Hal ini mengindikasikan bahwa penggunaan pupuk hayati dapat mengurangi
penggunaan pupuk anorganik dengan biaya produksi yang jauh lebih ringan dan
volume hasil yang lebih tinggi, sehingga keuntungan yang diperoleh petani
meningkat tajam.

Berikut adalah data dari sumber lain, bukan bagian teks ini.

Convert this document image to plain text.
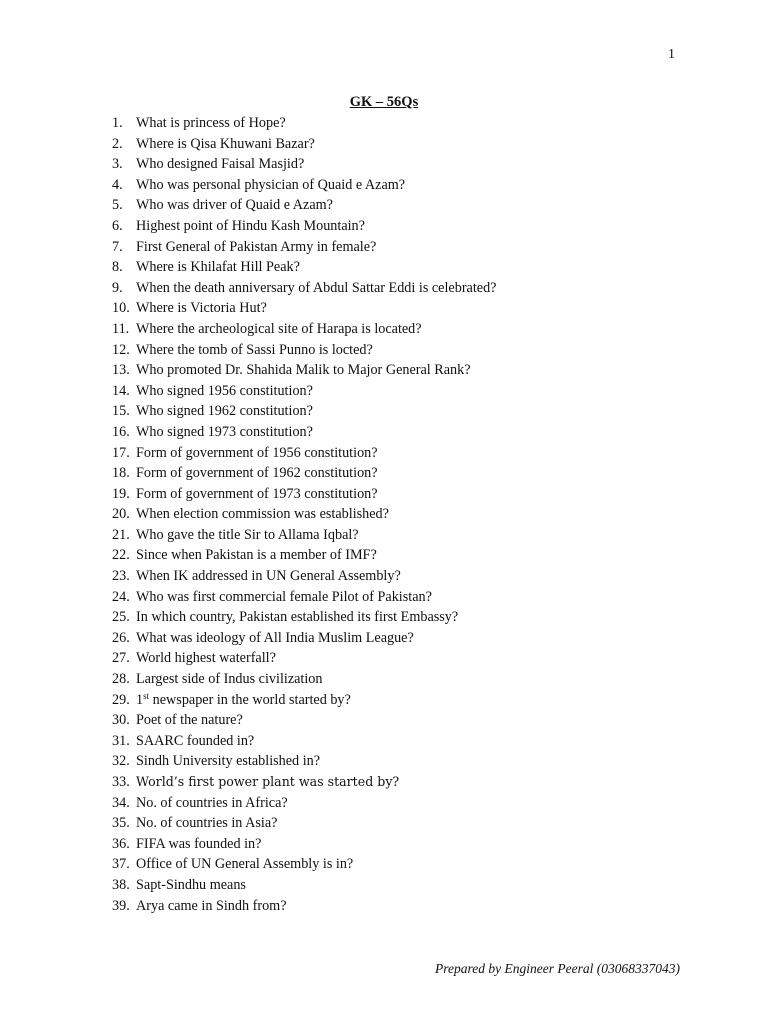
1
GK – 56Qs
1. What is princess of Hope?
2. Where is Qisa Khuwani Bazar?
3. Who designed Faisal Masjid?
4. Who was personal physician of Quaid e Azam?
5. Who was driver of Quaid e Azam?
6. Highest point of Hindu Kash Mountain?
7. First General of Pakistan Army in female?
8. Where is Khilafat Hill Peak?
9. When the death anniversary of Abdul Sattar Eddi is celebrated?
10. Where is Victoria Hut?
11. Where the archeological site of Harapa is located?
12. Where the tomb of Sassi Punno is locted?
13. Who promoted Dr. Shahida Malik to Major General Rank?
14. Who signed 1956 constitution?
15. Who signed 1962 constitution?
16. Who signed 1973 constitution?
17. Form of government of 1956 constitution?
18. Form of government of 1962 constitution?
19. Form of government of 1973 constitution?
20. When election commission was established?
21. Who gave the title Sir to Allama Iqbal?
22. Since when Pakistan is a member of IMF?
23. When IK addressed in UN General Assembly?
24. Who was first commercial female Pilot of Pakistan?
25. In which country, Pakistan established its first Embassy?
26. What was ideology of All India Muslim League?
27. World highest waterfall?
28. Largest side of Indus civilization
29. 1st newspaper in the world started by?
30. Poet of the nature?
31. SAARC founded in?
32. Sindh University established in?
33. World’s first power plant was started by?
34. No. of countries in Africa?
35. No. of countries in Asia?
36. FIFA was founded in?
37. Office of UN General Assembly is in?
38. Sapt-Sindhu means
39. Arya came in Sindh from?
Prepared by Engineer Peeral (03068337043)
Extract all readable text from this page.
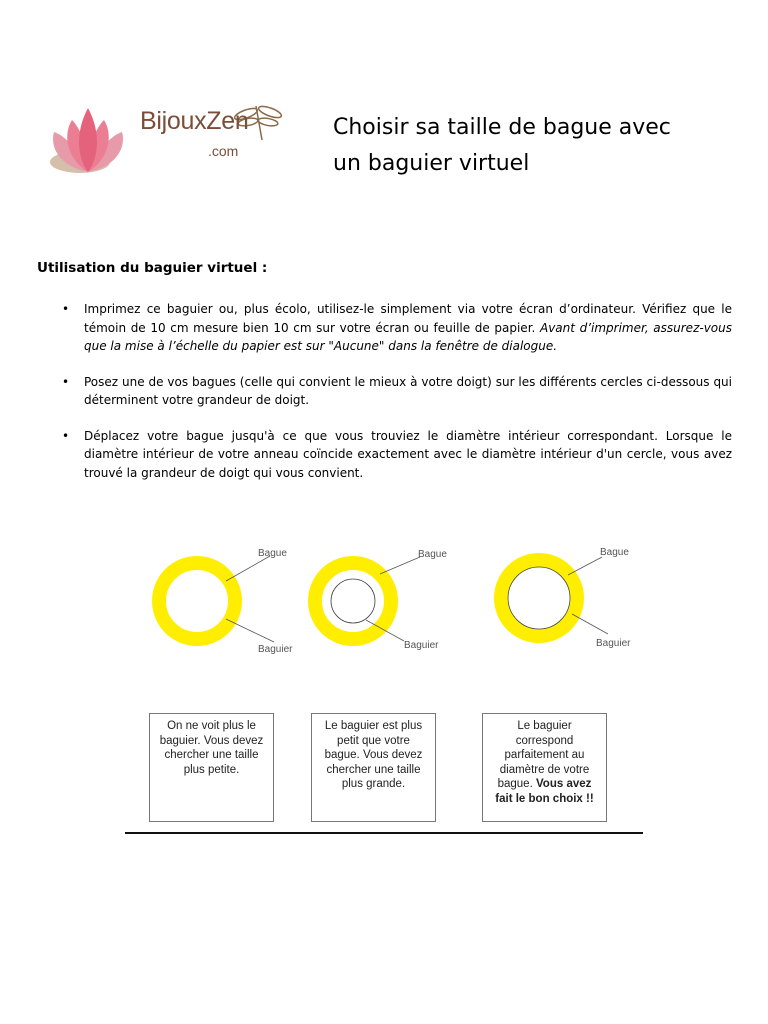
BijouxZen
.com
Choisir sa taille de bague avec
un baguier virtuel
Utilisation du baguier virtuel :
• Imprimez ce baguier ou, plus écolo, utilisez-le simplement via votre écran d’ordinateur. Vérifiez que le témoin de 10 cm mesure bien 10 cm sur votre écran ou feuille de papier. Avant d’imprimer, assurez-vous que la mise à l’échelle du papier est sur "Aucune" dans la fenêtre de dialogue.
• Posez une de vos bagues (celle qui convient le mieux à votre doigt) sur les différents cercles ci-dessous qui déterminent votre grandeur de doigt.
• Déplacez votre bague jusqu'à ce que vous trouviez le diamètre intérieur correspondant. Lorsque le diamètre intérieur de votre anneau coïncide exactement avec le diamètre intérieur d'un cercle, vous avez trouvé la grandeur de doigt qui vous convient.
Bague
Baguier
Bague
Baguier
Bague
Baguier
On ne voit plus le baguier. Vous devez chercher une taille plus petite.
Le baguier est plus petit que votre bague. Vous devez chercher une taille plus grande.
Le baguier correspond parfaitement au diamètre de votre bague. Vous avez fait le bon choix !!
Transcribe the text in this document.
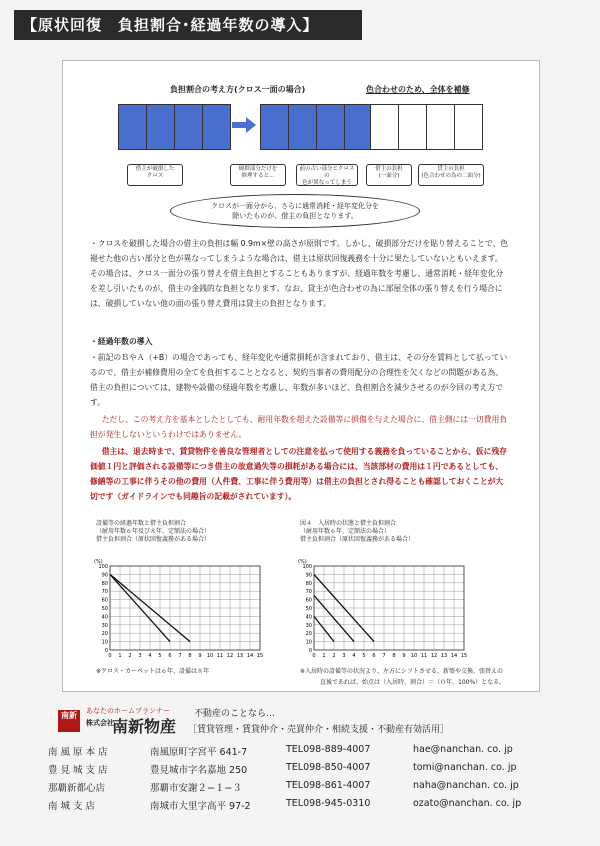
【原状回復　負担割合･経過年数の導入】
負担割合の考え方(クロス一面の場合)	色合わせのため、全体を補修
借主が破損した
クロス
破損部分だけを
修理すると…
前の古い部分とクロスの
色が異なってしまう
借主の負担
(一面分)
貸主の負担
(色合わせの為の二面分)
クロスが一面分から、さらに通常消耗・経年変化分を
除いたものが、借主の負担となります。
・クロスを破損した場合の借主の負担は幅 0.9m×壁の高さが原則です。しかし、破損部分だけを貼り替えることで、色褪せた他の古い部分と色が異なってしまうような場合は、借主は原状回復義務を十分に果たしていないともいえます。その場合は、クロス一面分の張り替えを借主負担とすることもありますが、経過年数を考慮し、通常消耗・経年変化分を差し引いたものが、借主の金銭的な負担となります。なお、貸主が色合わせの為に部屋全体の張り替えを行う場合には、破損していない他の面の張り替え費用は貸主の負担となります。
・経過年数の導入
・前記のＢやＡ（+B）の場合であっても、経年変化や通常損耗が含まれており、借主は、その分を賃料として払っているので、借主が補修費用の全てを負担することとなると、契約当事者の費用配分の合理性を欠くなどの問題がある為、借主の負担については、建物や設備の経過年数を考慮し、年数が多いほど、負担割合を減少させるのが今回の考え方です。
ただし、この考え方を基本としたとしても、耐用年数を超えた設備等に損傷を与えた場合に、借主側には一切費用負担が発生しないというわけではありません。
借主は、退去時まで、賃貸物件を善良な管理者としての注意を払って使用する義務を負っていることから、仮に残存価値１円と評価される設備等につき借主の故意過失等の損耗がある場合には、当該部材の費用は１円であるとしても、修繕等の工事に伴うその他の費用（人件費、工事に伴う費用等）は借主の負担とされ得ることも確認しておくことが大切です（ガイドラインでも同趣旨の記載がされています）。
設備等の経過年数と借主負担割合
（耐用年数６年及び８年、定額法の場合）
借主負担割合（原状回復義務がある場合）
図４　入居時の状態と借主負担割合
（耐用年数６年、定額法の場合）
借主負担割合（原状回復義務がある場合）
0
10
20
30
40
50
60
70
80
90
100
0 1 2 3 4 5 6 7 8 9 10 11 12 13 14 15
(%)
0
10
20
30
40
50
60
70
80
90
100
0 1 2 3 4 5 6 7 8 9 10 11 12 13 14 15
(%)
※クロス・カーペットは６年、設備は８年	※入居時の設備等の状況より、左方にシフトさせる。新築や交換、張替えの
直後であれば、始点は（入居時、割合）＝（０年、100%）となる。
南新	あなたのホームプランナー
株式会社
南新物産
不動産のことなら…
［賃貸管理・賃貸仲介・売買仲介・相続支援・不動産有効活用］
南 風 原 本 店	南風原町字宮平 641-7	TEL098-889-4007	hae@nanchan. co. jp
豊 見 城 支 店	豊見城市字名嘉地 250	TEL098-850-4007	tomi@nanchan. co. jp
那覇新都心店	那覇市安謝２−１−３	TEL098-861-4007	naha@nanchan. co. jp
南 城 支 店	南城市大里字高平 97-2	TEL098-945-0310	ozato@nanchan. co. jp
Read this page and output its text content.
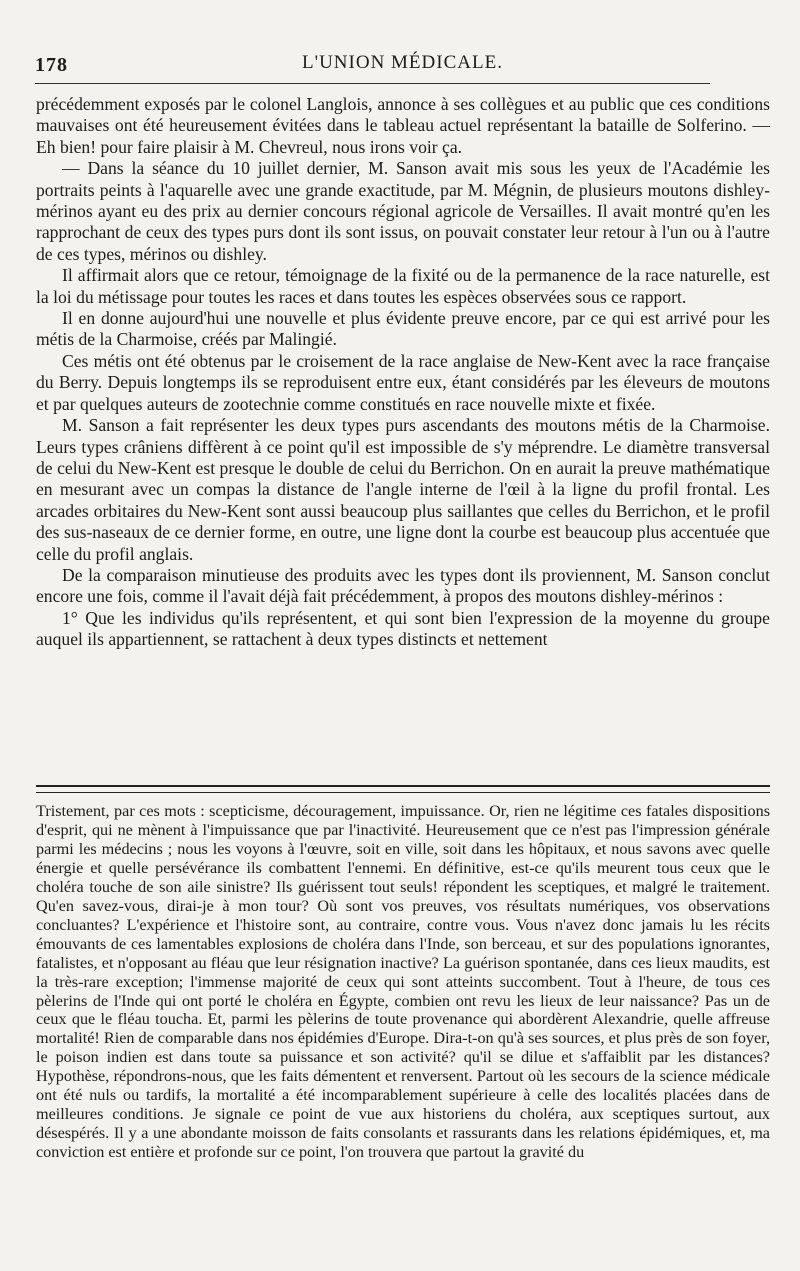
178	L'UNION MÉDICALE.

précédemment exposés par le colonel Langlois, annonce à ses collègues et au public que ces conditions mauvaises ont été heureusement évitées dans le tableau actuel représentant la bataille de Solferino. — Eh bien! pour faire plaisir à M. Chevreul, nous irons voir ça.

— Dans la séance du 10 juillet dernier, M. Sanson avait mis sous les yeux de l'Académie les portraits peints à l'aquarelle avec une grande exactitude, par M. Mégnin, de plusieurs moutons dishley-mérinos ayant eu des prix au dernier concours régional agricole de Versailles. Il avait montré qu'en les rapprochant de ceux des types purs dont ils sont issus, on pouvait constater leur retour à l'un ou à l'autre de ces types, mérinos ou dishley.

Il affirmait alors que ce retour, témoignage de la fixité ou de la permanence de la race naturelle, est la loi du métissage pour toutes les races et dans toutes les espèces observées sous ce rapport.

Il en donne aujourd'hui une nouvelle et plus évidente preuve encore, par ce qui est arrivé pour les métis de la Charmoise, créés par Malingié.

Ces métis ont été obtenus par le croisement de la race anglaise de New-Kent avec la race française du Berry. Depuis longtemps ils se reproduisent entre eux, étant considérés par les éleveurs de moutons et par quelques auteurs de zootechnie comme constitués en race nouvelle mixte et fixée.

M. Sanson a fait représenter les deux types purs ascendants des moutons métis de la Charmoise. Leurs types crâniens diffèrent à ce point qu'il est impossible de s'y méprendre. Le diamètre transversal de celui du New-Kent est presque le double de celui du Berrichon. On en aurait la preuve mathématique en mesurant avec un compas la distance de l'angle interne de l'œil à la ligne du profil frontal. Les arcades orbitaires du New-Kent sont aussi beaucoup plus saillantes que celles du Berrichon, et le profil des sus-naseaux de ce dernier forme, en outre, une ligne dont la courbe est beaucoup plus accentuée que celle du profil anglais.

De la comparaison minutieuse des produits avec les types dont ils proviennent, M. Sanson conclut encore une fois, comme il l'avait déjà fait précédemment, à propos des moutons dishley-mérinos :

1° Que les individus qu'ils représentent, et qui sont bien l'expression de la moyenne du groupe auquel ils appartiennent, se rattachent à deux types distincts et nettement

Tristement, par ces mots : scepticisme, découragement, impuissance. Or, rien ne légitime ces fatales dispositions d'esprit, qui ne mènent à l'impuissance que par l'inactivité. Heureusement que ce n'est pas l'impression générale parmi les médecins ; nous les voyons à l'œuvre, soit en ville, soit dans les hôpitaux, et nous savons avec quelle énergie et quelle persévérance ils combattent l'ennemi. En définitive, est-ce qu'ils meurent tous ceux que le choléra touche de son aile sinistre? Ils guérissent tout seuls! répondent les sceptiques, et malgré le traitement. Qu'en savez-vous, dirai-je à mon tour? Où sont vos preuves, vos résultats numériques, vos observations concluantes? L'expérience et l'histoire sont, au contraire, contre vous. Vous n'avez donc jamais lu les récits émouvants de ces lamentables explosions de choléra dans l'Inde, son berceau, et sur des populations ignorantes, fatalistes, et n'opposant au fléau que leur résignation inactive? La guérison spontanée, dans ces lieux maudits, est la très-rare exception; l'immense majorité de ceux qui sont atteints succombent. Tout à l'heure, de tous ces pèlerins de l'Inde qui ont porté le choléra en Égypte, combien ont revu les lieux de leur naissance? Pas un de ceux que le fléau toucha. Et, parmi les pèlerins de toute provenance qui abordèrent Alexandrie, quelle affreuse mortalité! Rien de comparable dans nos épidémies d'Europe. Dira-t-on qu'à ses sources, et plus près de son foyer, le poison indien est dans toute sa puissance et son activité? qu'il se dilue et s'affaiblit par les distances? Hypothèse, répondrons-nous, que les faits démentent et renversent. Partout où les secours de la science médicale ont été nuls ou tardifs, la mortalité a été incomparablement supérieure à celle des localités placées dans de meilleures conditions. Je signale ce point de vue aux historiens du choléra, aux sceptiques surtout, aux désespérés. Il y a une abondante moisson de faits consolants et rassurants dans les relations épidémiques, et, ma conviction est entière et profonde sur ce point, l'on trouvera que partout la gravité du
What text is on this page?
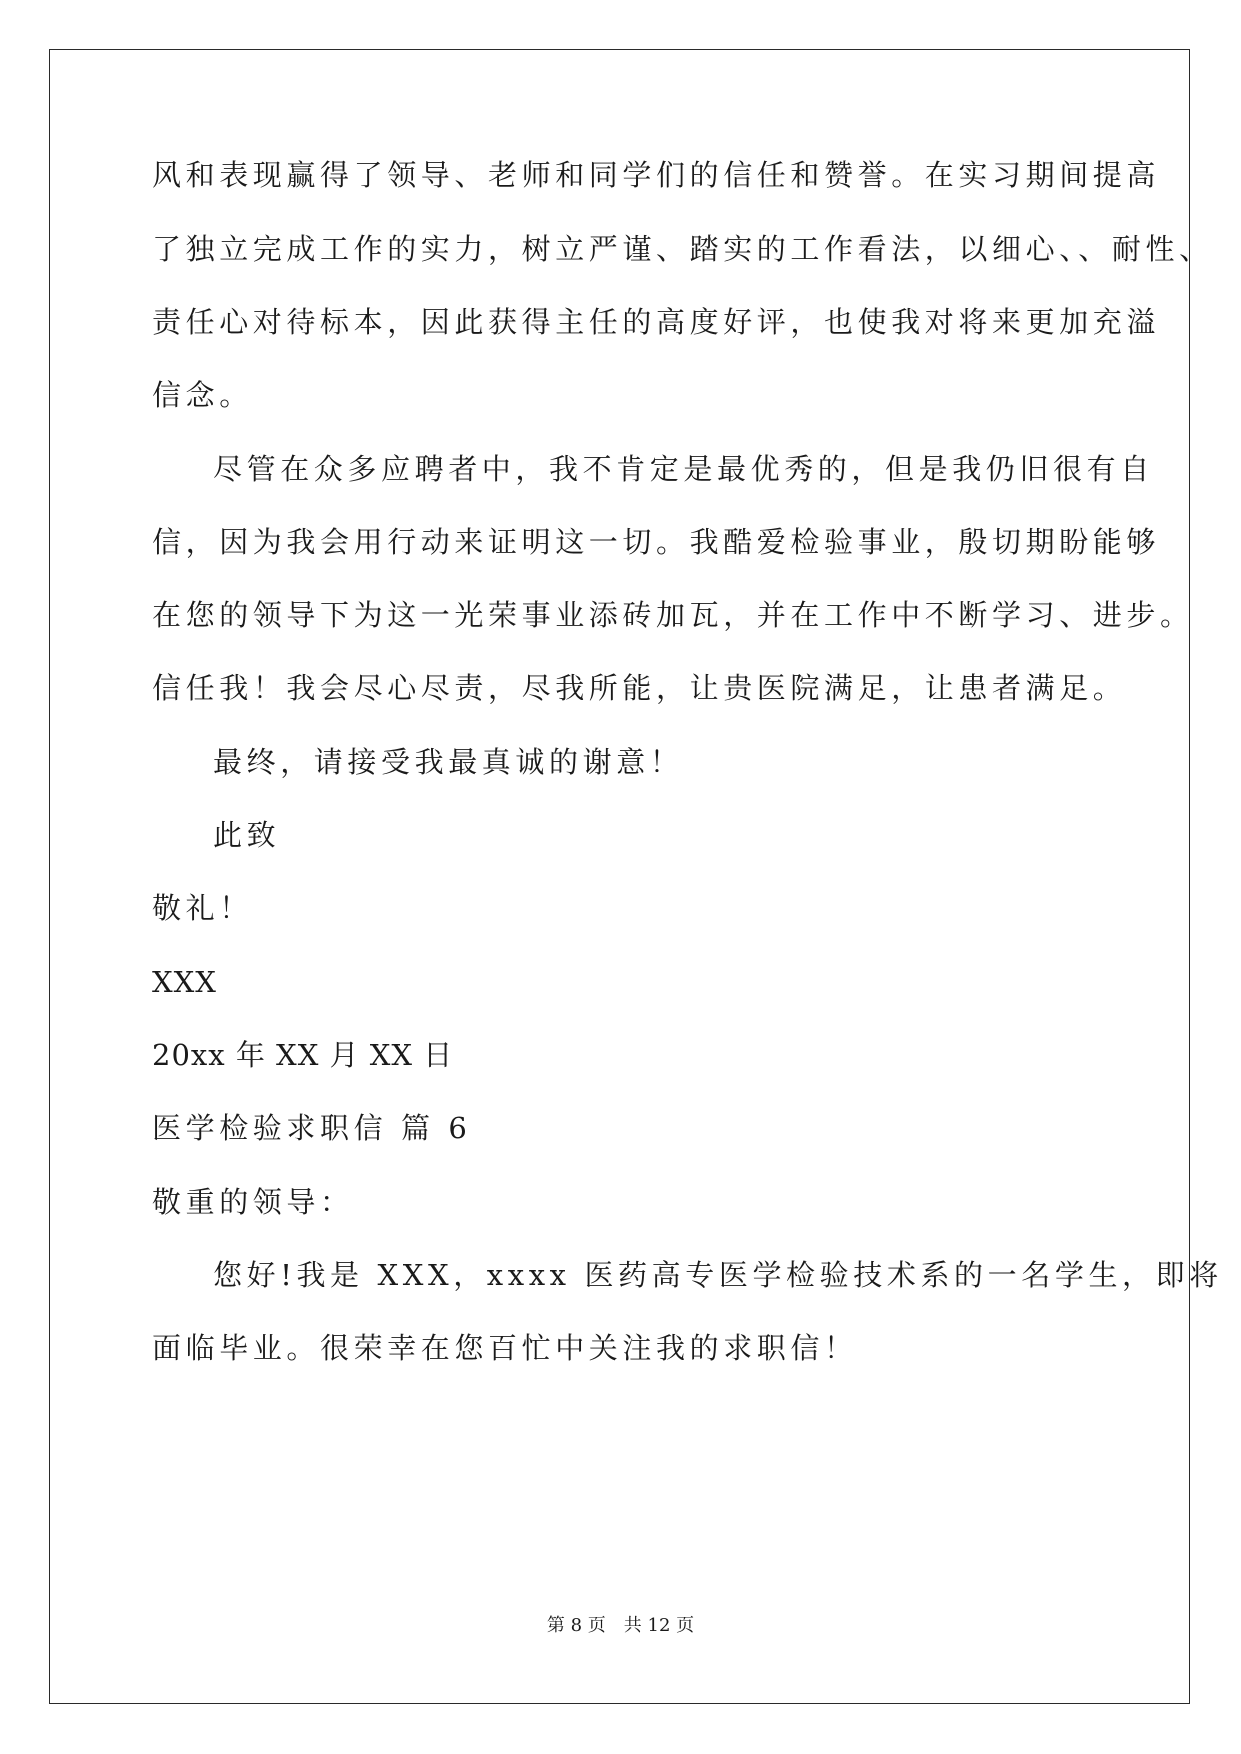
风和表现赢得了领导、老师和同学们的信任和赞誉。在实习期间提高
了独立完成工作的实力，树立严谨、踏实的工作看法，以细心、、耐性、
责任心对待标本，因此获得主任的高度好评，也使我对将来更加充溢
信念。
尽管在众多应聘者中，我不肯定是最优秀的，但是我仍旧很有自
信，因为我会用行动来证明这一切。我酷爱检验事业，殷切期盼能够
在您的领导下为这一光荣事业添砖加瓦，并在工作中不断学习、进步。
信任我！我会尽心尽责，尽我所能，让贵医院满足，让患者满足。
最终，请接受我最真诚的谢意！
此致
敬礼！
XXX
20xx 年 XX 月 XX 日
医学检验求职信 篇 6
敬重的领导：
您好!我是 XXX，xxxx 医药高专医学检验技术系的一名学生，即将
面临毕业。很荣幸在您百忙中关注我的求职信！
第 8 页　共 12 页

Selain itu, dampak jangka panjangnya adalah positive multiplayer
effect dari kelestarian lahan pertanian untuk generasi yang akan
datang.
2. Berikan pupuk
kompos ataupun pupuk kandang yang memiliki kadar C organik tinggi (minimal
15%), sebanyak minimal 3 ton/tahun.
3. Biakkan pupuk hayati yang memiliki
kandungan jenis (strain) majemuk dan populasi koloninya yang tinggi (minimal
sepuluh pangkat lima)
4. Kurangi
penggunaan bahan-bahan kimia sintetis yang memacu percepatan sakit parahnya
lahan pertanian kita.
Karena kita sudah
menabung Phospat dan Kalium jumlah besar selama puluhan tahun di lahan kita
yang tidak bisa maksimal terkonsumsi oleh tanaman maka jadi pertimbangan serius
untuk memakai pupuk hayati yang komposisinya mengandung bakteri Bacillus,
Pseudomonas, Pelarut P dan Pelarut K.
Beberapa jenis fungi
dan bakteri seperti Bacillus polymyxa, Pseudomonas striata, Aspergillus
awamori, dan Penicillium digitatum diidentifikasikan
mampu melarutkan P yang sukar larut menjadi bentuk yang tersedia bagi tanaman
(Prihatini et al., 1996).
Sungguh betapa indahnya jika kaum petani menyadari
bahwa idealnya bertani adalah sehatkan diri sendiri, sehatkan sesama, dan
sehatkan lingkungan, niscaya sehat dihadapan-Nya. “Kesehatan memang
bukan berarti segalanya, tapi segalanya tiada berarti tanpa kesehatan”.